Plants 7-10 mm, dark brown green. Leaves broadly ovate-lanceolate, 0.9-1.2 × 0.4 mm, margins plane, apex plane, awn 0.2-1 mm, lamina non-plicate; basal juxtacostal laminal cells rectangular to long-rectangular, 27-51 × 8-12 µm, thin- to thick-walled; basal marginal laminal cells oblate to quadrate, 5-12 × 9-12 µm, evenly thick-walled; medial laminal cells 1-stratose; distal laminal cells 1-stratose. Sexual condition dioicous. Seta 0.3-0.5 mm. Capsule immersed, cupulate; peristome present, scalloped, xerocastique.
Siliceous or granite-slate outcrops; moderate to high elevations (1500-1700 m); B.C., Yukon; Alaska.

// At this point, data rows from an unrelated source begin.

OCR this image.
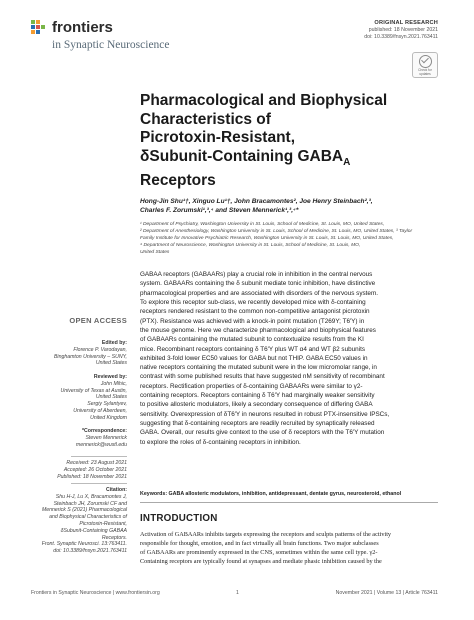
frontiers
in Synaptic Neuroscience
ORIGINAL RESEARCH
published: 18 November 2021
doi: 10.3389/fnsyn.2021.763411
Check for updates
Pharmacological and Biophysical
Characteristics of
Picrotoxin-Resistant,
δSubunit-Containing $GABA_A$
Receptors
Hong-Jin Shu¹†, Xinguo Lu¹†, John Bracamontes², Joe Henry Steinbach²,³,
Charles F. Zorumski¹,³,⁴ and Steven Mennerick¹,³,⁴*
¹ Department of Psychiatry, Washington University in St. Louis, School of Medicine, St. Louis, MO, United States,
² Department of Anesthesiology, Washington University in St. Louis, School of Medicine, St. Louis, MO, United States, ³ Taylor
Family Institute for Innovative Psychiatric Research, Washington University in St. Louis, St. Louis, MO, United States,
⁴ Department of Neuroscience, Washington University in St. Louis, School of Medicine, St. Louis, MO,
United States
OPEN ACCESS
Edited by:
Florence P. Varodayan,
Binghamton University – SUNY,
United States
Reviewed by:
John Mihic,
University of Texas at Austin,
United States
Sergiy Sylantyev,
University of Aberdeen,
United Kingdom
*Correspondence:
Steven Mennerick
mennerick@wustl.edu
Received: 23 August 2021
Accepted: 26 October 2021
Published: 18 November 2021
Citation:
Shu H-J, Lu X, Bracamontes J,
Steinbach JH, Zorumski CF and
Mennerick S (2021) Pharmacological
and Biophysical Characteristics of
Picrotoxin-Resistant,
δSubunit-Containing GABAA
Receptors.
Front. Synaptic Neurosci. 13:763411.
doi: 10.3389/fnsyn.2021.763411
GABAA receptors (GABAARs) play a crucial role in inhibition in the central nervous
system. GABAARs containing the δ subunit mediate tonic inhibition, have distinctive
pharmacological properties and are associated with disorders of the nervous system.
To explore this receptor sub-class, we recently developed mice with δ-containing
receptors rendered resistant to the common non-competitive antagonist picrotoxin
(PTX). Resistance was achieved with a knock-in point mutation (T269Y; T6'Y) in
the mouse genome. Here we characterize pharmacological and biophysical features
of GABAARs containing the mutated subunit to contextualize results from the KI
mice. Recombinant receptors containing δ T6'Y plus WT α4 and WT β2 subunits
exhibited 3-fold lower EC50 values for GABA but not THIP. GABA EC50 values in
native receptors containing the mutated subunit were in the low micromolar range, in
contrast with some published results that have suggested nM sensitivity of recombinant
receptors. Rectification properties of δ-containing GABAARs were similar to γ2-
containing receptors. Receptors containing δ T6'Y had marginally weaker sensitivity
to positive allosteric modulators, likely a secondary consequence of differing GABA
sensitivity. Overexpression of δT6'Y in neurons resulted in robust PTX-insensitive IPSCs,
suggesting that δ-containing receptors are readily recruited by synaptically released
GABA. Overall, our results give context to the use of δ receptors with the T6'Y mutation
to explore the roles of δ-containing receptors in inhibition.
Keywords: GABA allosteric modulators, inhibition, antidepressant, dentate gyrus, neurosteroid, ethanol
INTRODUCTION
Activation of GABAARs inhibits targets expressing the receptors and sculpts patterns of the activity
responsible for thought, emotion, and in fact virtually all brain functions. Two major subclasses
of GABAARs are prominently expressed in the CNS, sometimes within the same cell type. γ2-
Containing receptors are typically found at synapses and mediate phasic inhibition caused by the
Frontiers in Synaptic Neuroscience | www.frontiersin.org	1	November 2021 | Volume 13 | Article 763411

Coscinodon yukonensis is known only from northwestern North America. The specimens were all originally identified as C. cribrosus, which it resembles in its immersed capsules and superficially cribrose peristome teeth. However, C. yukonensis is separated by its xerocastique peristome (i.e., opens when dry) and non-plicate, plane margined, 1-stratose leaves. Additionally, unlike those of C. cribrosus, the peristome teeth are not perforated; rather, the ornamentation has been “scalloped out” down to the cell walls on either side of the teeth. Thus, while superficially appearing perforated, the cell walls are intact. Its leaves resemble those of C. calyptratus but are much smaller, more broadly ovate, and never revolute. Additionally, it has an immersed capsule and the peristome teeth are scalloped, not solid as in C. calyptratus. The basal marginal laminal cells are oblate to quadrate, unlike those of any other Coscinodon in North America.